Tuesday, December 10, 2013
It’s the most important spiritual gift for youth ministers: whacky! Check the New Testament lists, and I’ll bet you find it somewhere. I know you’ll find a good example of one so gifted in Mark Oestreicher. He both ministers to youth and enables others to do the same. He has that most important gift in spades.
Thus his annual list of "the 50 worst and weirdest nativity sets." Check it out. You’ll find laughers, groaners, head slappers, and jaw droppers.
One man’s kitsch is another’s high art. So it’s well not to be snobbish in one’s artistic judgments. In fact, there’s something about a Messiah born in a stable that somehow seems closer to kitsch sensibilities than to those of elite art.
But…. some of these are so kitschy that it got me to thinking. What cultural forms can serve as platforms to display the gospel’s beauty? And which (intentionally or not) are mere caricatures?
And more to the point for a non-artist like me, which cultural forms in my life and church serve well as platforms for the gospel’s beauty? And which are mere caricatures?
May the Lord’s own beauty, borne by our plainness, point all the more to him!
Ho! Hol! Ho!
Tuesday, December 3, 2013
Some years ago when I lived in Texas I went with some church friends to throw a Christmas party at the local state mental hospital. Once we had cleared the security arrangements we set up refreshments and decorated the living room of a particular unit. Then we were joined by about 45 patients, whose mental illnesses took many forms.
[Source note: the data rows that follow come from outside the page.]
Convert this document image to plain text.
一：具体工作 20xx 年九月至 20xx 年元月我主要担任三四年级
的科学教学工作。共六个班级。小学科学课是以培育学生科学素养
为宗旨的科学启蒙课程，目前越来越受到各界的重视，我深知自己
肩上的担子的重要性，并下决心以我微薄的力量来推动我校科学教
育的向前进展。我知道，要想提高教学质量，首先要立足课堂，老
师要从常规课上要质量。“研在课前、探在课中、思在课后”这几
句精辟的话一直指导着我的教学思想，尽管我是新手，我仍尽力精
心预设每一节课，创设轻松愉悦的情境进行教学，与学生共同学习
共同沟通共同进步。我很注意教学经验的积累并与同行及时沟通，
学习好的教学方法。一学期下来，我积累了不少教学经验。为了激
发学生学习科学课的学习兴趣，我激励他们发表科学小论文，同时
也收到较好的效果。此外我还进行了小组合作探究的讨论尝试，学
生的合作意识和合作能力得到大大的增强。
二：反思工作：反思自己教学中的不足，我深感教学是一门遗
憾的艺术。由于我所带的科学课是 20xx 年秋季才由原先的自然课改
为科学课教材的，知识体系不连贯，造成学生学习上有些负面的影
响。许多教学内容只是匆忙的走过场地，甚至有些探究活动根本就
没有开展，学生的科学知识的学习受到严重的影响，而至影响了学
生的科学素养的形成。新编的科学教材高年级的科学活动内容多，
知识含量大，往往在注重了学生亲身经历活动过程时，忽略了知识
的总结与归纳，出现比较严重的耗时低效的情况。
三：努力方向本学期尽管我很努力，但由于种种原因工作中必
After refreshments we invited them to join us in singing Christmas carols. As we sang some slept, some wandered, some mumbled, and others fidgeted. But most sang with abandon, and we truly made a joyful noise.
When we finished singing, a patient named Shirley stood and announced that she wanted to sing a solo. Shirley was a little woman of about 50, with unevenly cut blonde hair. She began singing “The First Noel” a capella, her nearly blind eyes scanning randomly. She sang fairly well, although she had to pause midway to be reminded of the words. It wasn’t what you would call beautiful, but it was glorious in its own way, and she was roundly applauded.
“The First Noel” will soon sound in worship here, along with many other carols, and a full service of Christmas music on December 22. Well-practiced voices will split the carols into harmonies, the whole being guided by instruments expertly played. Jeff’s and Clayton’s directing will call forth the best sounds from the best singers. And though more beautiful than Shirley’s solo, they will be no more glorious.
How fitting that carols would be sung each Christmas in such different ways! For on the first Noel a Savior was born who would save us, both in the insanity of our human brokenness and in the heights of our human accomplishments. We need his saving touch in both our worst and best moments. Thank God he is powerful to save in each!
Such is the glory of which we and Shirley sing. And I think it must bring joy to the Father’s heart.